Three in ten 40-something Britons feel under pressure to stay in a job they do not like so they can maintain their financial stability, a report has found.
The research among people aged between 40 and 49 found 29 per cent feel forced to stay in a job they are not happy with in order to keep their finances on track.
Meanwhile, 42 per cent regret not putting more money away, 22 per cent thought they would have been in a better-paid job by now and 16 per cent wish they had better qualifications, according to the study by Nationwide Savings.
The survey delved into the concerns of the age group often described as the “squeezed middle”, with 43 per cent fearing their pension pot will not be big enough, 30 per cent worrying about supporting their children and 21 per cent concerned about caring for parents or grandparents.
Men who took part in the survey earn £28,460 in average, while the women surveyed earn £21,629. The average amount people in their 40s have in savings is £8,665 – and despite many being well into their careers they also still owe £681 on average to the “bank of mum and dad”. The average credit card debt held by this age group is £1,626.
The research also found that 13 per cent of those surveyed had managed to pay off their mortgage, while 52 per cent were still doing so.
Money worries may also be taking their toll on the health of some 40-somethings. Some 47 per cent said they had suffered stress and anxiety and 41 per cent had endured sleep-related issues. More than half of those surveyed had experienced back pain.
When it comes to getting into shape, more than a quarter (27 per cent) of 40-somethings regret not doing enough exercise, with 53 per cent saying they do not do any exercise in a typical month. Some 30 per cent of those surveyed worry about how they look.

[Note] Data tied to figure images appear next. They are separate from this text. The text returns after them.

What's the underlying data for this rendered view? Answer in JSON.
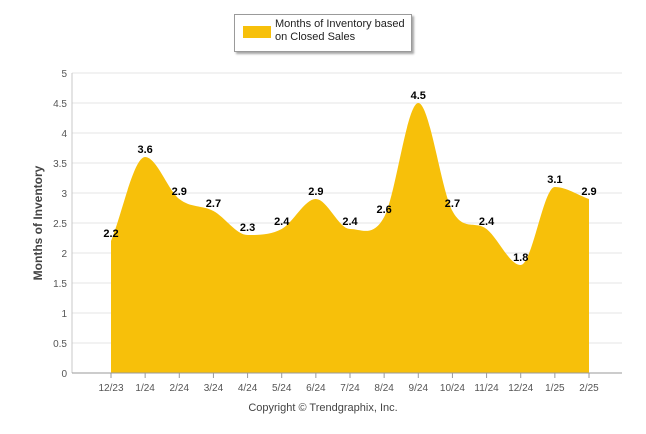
{
  "chart_data": {
    "type": "area",
    "categories": [
      "12/23",
      "1/24",
      "2/24",
      "3/24",
      "4/24",
      "5/24",
      "6/24",
      "7/24",
      "8/24",
      "9/24",
      "10/24",
      "11/24",
      "12/24",
      "1/25",
      "2/25"
    ],
    "series": [
      {
        "name": "Months of Inventory based on Closed Sales",
        "values": [
          2.2,
          3.6,
          2.9,
          2.7,
          2.3,
          2.4,
          2.9,
          2.4,
          2.6,
          4.5,
          2.7,
          2.4,
          1.8,
          3.1,
          2.9
        ],
        "color": "#f7c00a"
      }
    ],
    "data_labels": [
      "2.2",
      "3.6",
      "2.9",
      "2.7",
      "2.3",
      "2.4",
      "2.9",
      "2.4",
      "2.6",
      "4.5",
      "2.7",
      "2.4",
      "1.8",
      "3.1",
      "2.9"
    ],
    "ylabel": "Months of Inventory",
    "xlabel": "",
    "ylim": [
      0,
      5
    ],
    "yticks": [
      "0",
      "0.5",
      "1",
      "1.5",
      "2",
      "2.5",
      "3",
      "3.5",
      "4",
      "4.5",
      "5"
    ],
    "grid": true,
    "legend_position": "top-center"
  },
  "legend": {
    "label": "Months of Inventory based on Closed Sales",
    "color": "#f7c00a"
  },
  "footer": {
    "copyright": "Copyright © Trendgraphix, Inc."
  }
}
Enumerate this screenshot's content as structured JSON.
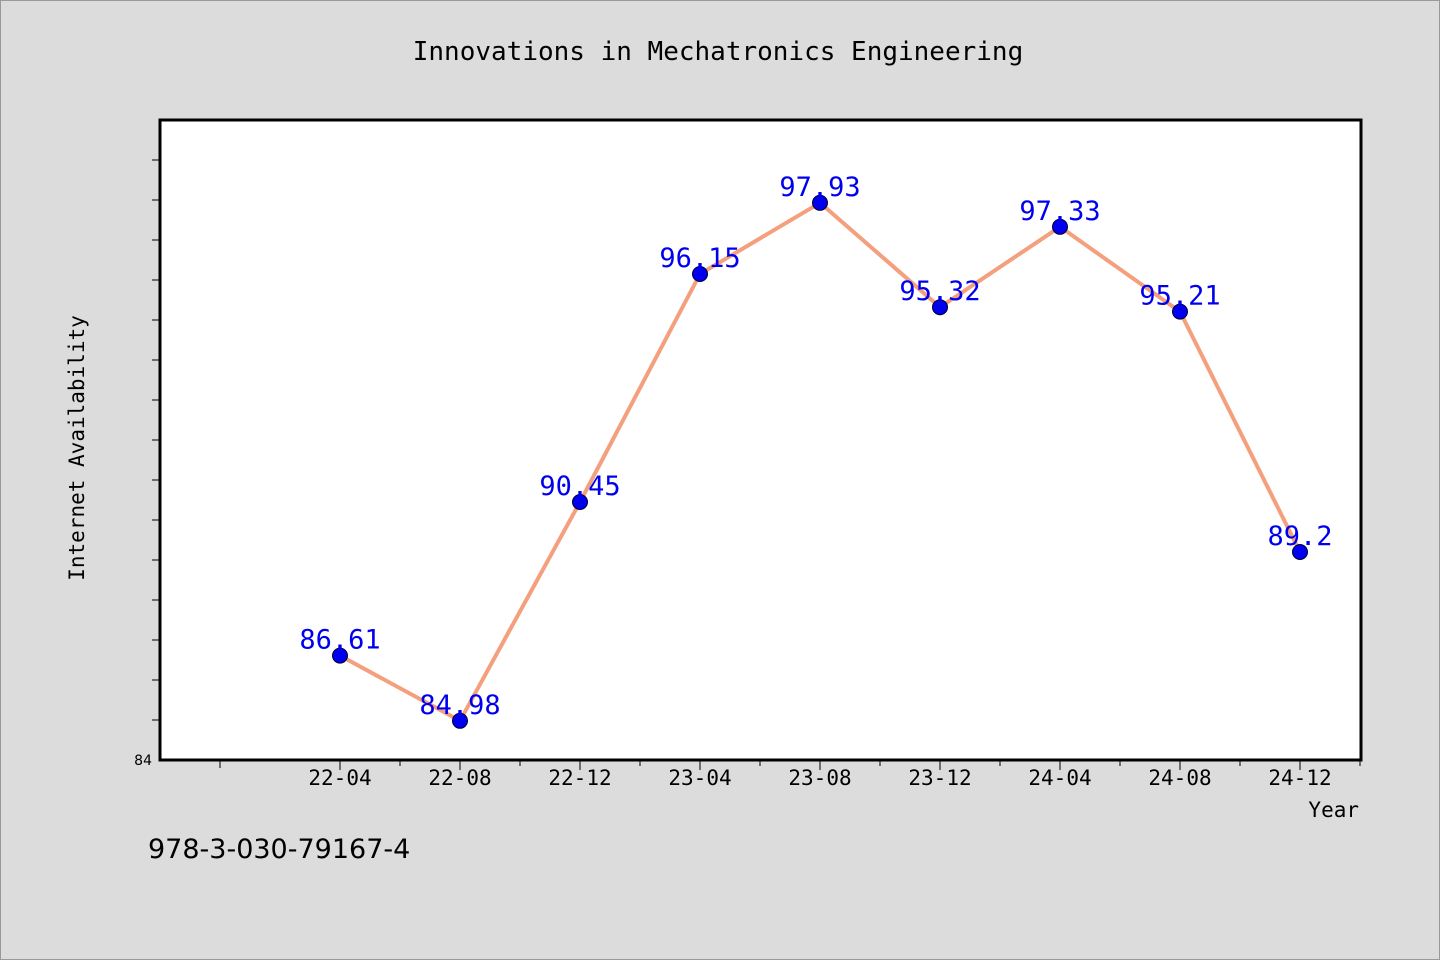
{
  "chart_data": {
    "type": "line",
    "title": "Innovations in Mechatronics Engineering",
    "xlabel": "Year",
    "ylabel": "Internet Availability",
    "categories": [
      "22-04",
      "22-08",
      "22-12",
      "23-04",
      "23-08",
      "23-12",
      "24-04",
      "24-08",
      "24-12"
    ],
    "series": [
      {
        "values": [
          86.61,
          84.98,
          90.45,
          96.15,
          97.93,
          95.32,
          97.33,
          95.21,
          89.2
        ],
        "line_color": "#f4a07e",
        "marker_color": "#0000ee",
        "label_color": "#0000ee"
      }
    ],
    "ylim": [
      84,
      100
    ],
    "y_tick_labels": [
      "84"
    ],
    "data_labels": [
      "86.61",
      "84.98",
      "90.45",
      "96.15",
      "97.93",
      "95.32",
      "97.33",
      "95.21",
      "89.2"
    ],
    "grid": false,
    "legend": "none"
  },
  "footer": {
    "isbn": "978-3-030-79167-4"
  },
  "colors": {
    "background": "#dcdcdc",
    "plot_background": "#ffffff",
    "axis": "#000000"
  }
}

Looking at 40-somethings’ social lives, the research suggests someone in this age group typically prefers to spend a night in front of the TV than in the pub, likes to go on holiday once a year and enjoys two family outings a month.
Andrew Baddeley-Chappell, Nationwide Building Society’s head of savings policy, said: “At a time when we could be considered in our prime, our research suggests that some Brits are finding their 40s quite tough. Their message to the younger generations would be to spend more time looking after your finances and your fitness – avoid that squeezed middle in both senses.”